According to Pulham a change in the law may mean the dealer could use that existing database to crosssell in a way he cannot today. “Manufacturers are covering their options in case their normal route to market is jeopardised by a change in legislation,” he said.
The RenaultVI.com portal is a Web-based extension of an application called Salesperformer Configurator, which was developed by US software provider Firepond, Used by sales staff in Renault dealerships since 1996, the older CD-Rom system forms the basis of the new Web application.
Development of the online system, which cost about [epsilon]lm ([pounds]600,000), was done in conjunction with Firepond. Work started at the end of September last year, and the site went live at the beginning of April. The system runs on Sun Solaris servers and an Oracle database, and product data on the trucks is housed on a Microsoft data import system.
Although the database holding product and technical information is connected to back office systems, there is no interface with the ordertaking or production side of the operation. There is also no direct link to the dealer, but plans are afoot to allow dealers to order online.
“That’s the next step. We want to start with the customer, then move on to the dealer – who will eventually be able to order online – but we need money first. Then we will work on an interface that will link dealers or large customers directly to the production site as it’s obviously a key element if you’re going to remain competitive,” said Chmielewski.

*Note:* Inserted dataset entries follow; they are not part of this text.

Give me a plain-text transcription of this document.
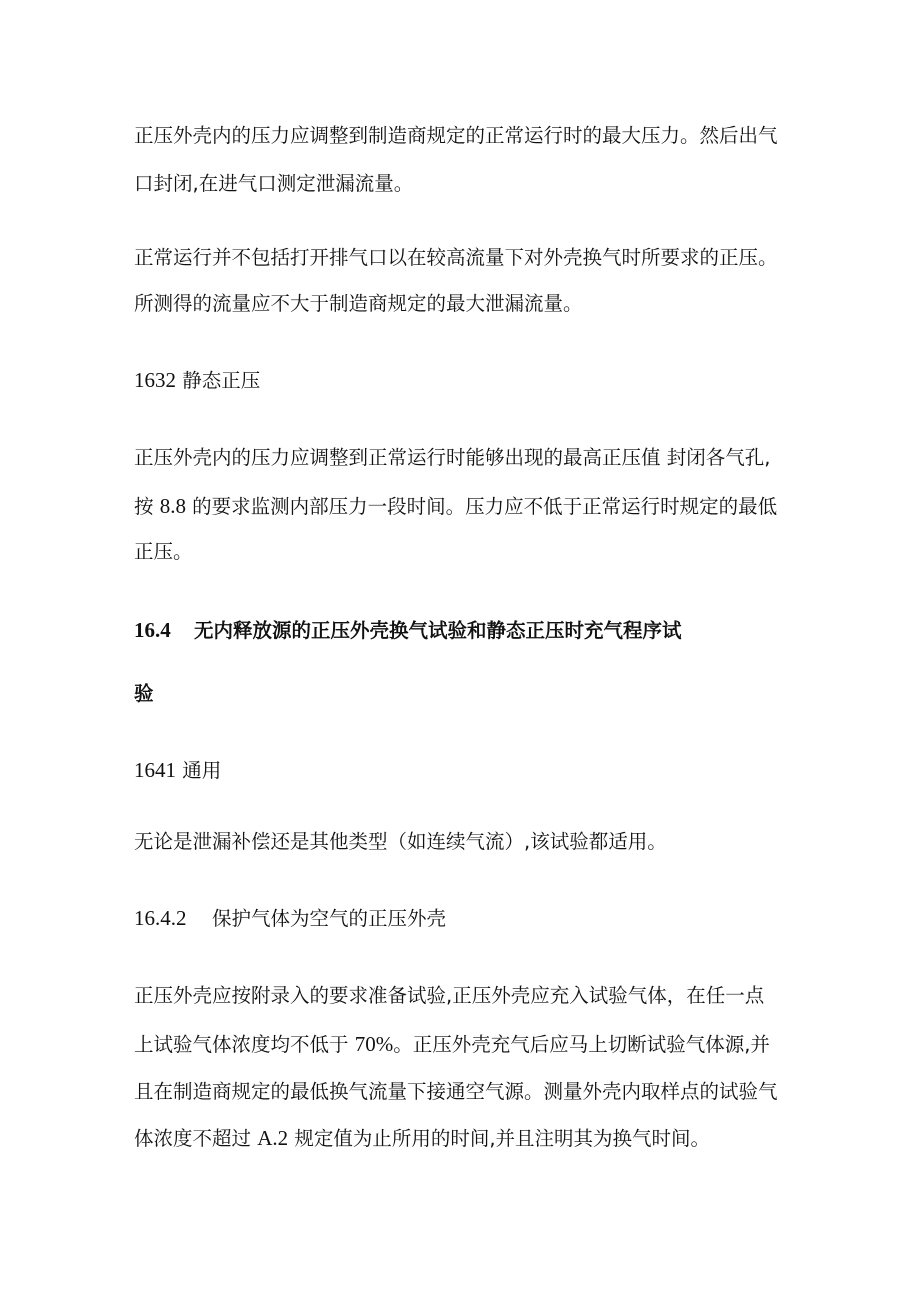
正压外壳内的压力应调整到制造商规定的正常运行时的最大压力。然后出气
口封闭,在进气口测定泄漏流量。
正常运行并不包括打开排气口以在较高流量下对外壳换气时所要求的正压。
所测得的流量应不大于制造商规定的最大泄漏流量。
1632 静态正压
正压外壳内的压力应调整到正常运行时能够出现的最高正压值 封闭各气孔,
按 8.8 的要求监测内部压力一段时间。压力应不低于正常运行时规定的最低
正压。
16.4 无内释放源的正压外壳换气试验和静态正压时充气程序试
验
1641 通用
无论是泄漏补偿还是其他类型（如连续气流）,该试验都适用。
16.4.2 保护气体为空气的正压外壳
正压外壳应按附录入的要求准备试验,正压外壳应充入试验气体，在任一点
上试验气体浓度均不低于 70%。正压外壳充气后应马上切断试验气体源,并
且在制造商规定的最低换气流量下接通空气源。测量外壳内取样点的试验气
体浓度不超过 A.2 规定值为止所用的时间,并且注明其为换气时间。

The internal benefits of using the site are likely to be significant, although achieving cost reductions will take some time. “Through using this system we can reduce inventory levels, response times and the people involved in the process, which will reduce costs. But its going to take Qne to two years,” said Chmielewski. Cost reductions will also be achieved by eliminating errors.
Klaus Besier, chairman and chief executive of Firepond, said the use of systems to reduce the order cycle time would be of key importance, particularly in the discrete manufacturing sector.
“The aim is to rationalise their order cycle time by pushing their vehicle configuration process on to the Web. All discrete manufacturers will end up with a system like this to reduce cycle time,” he said.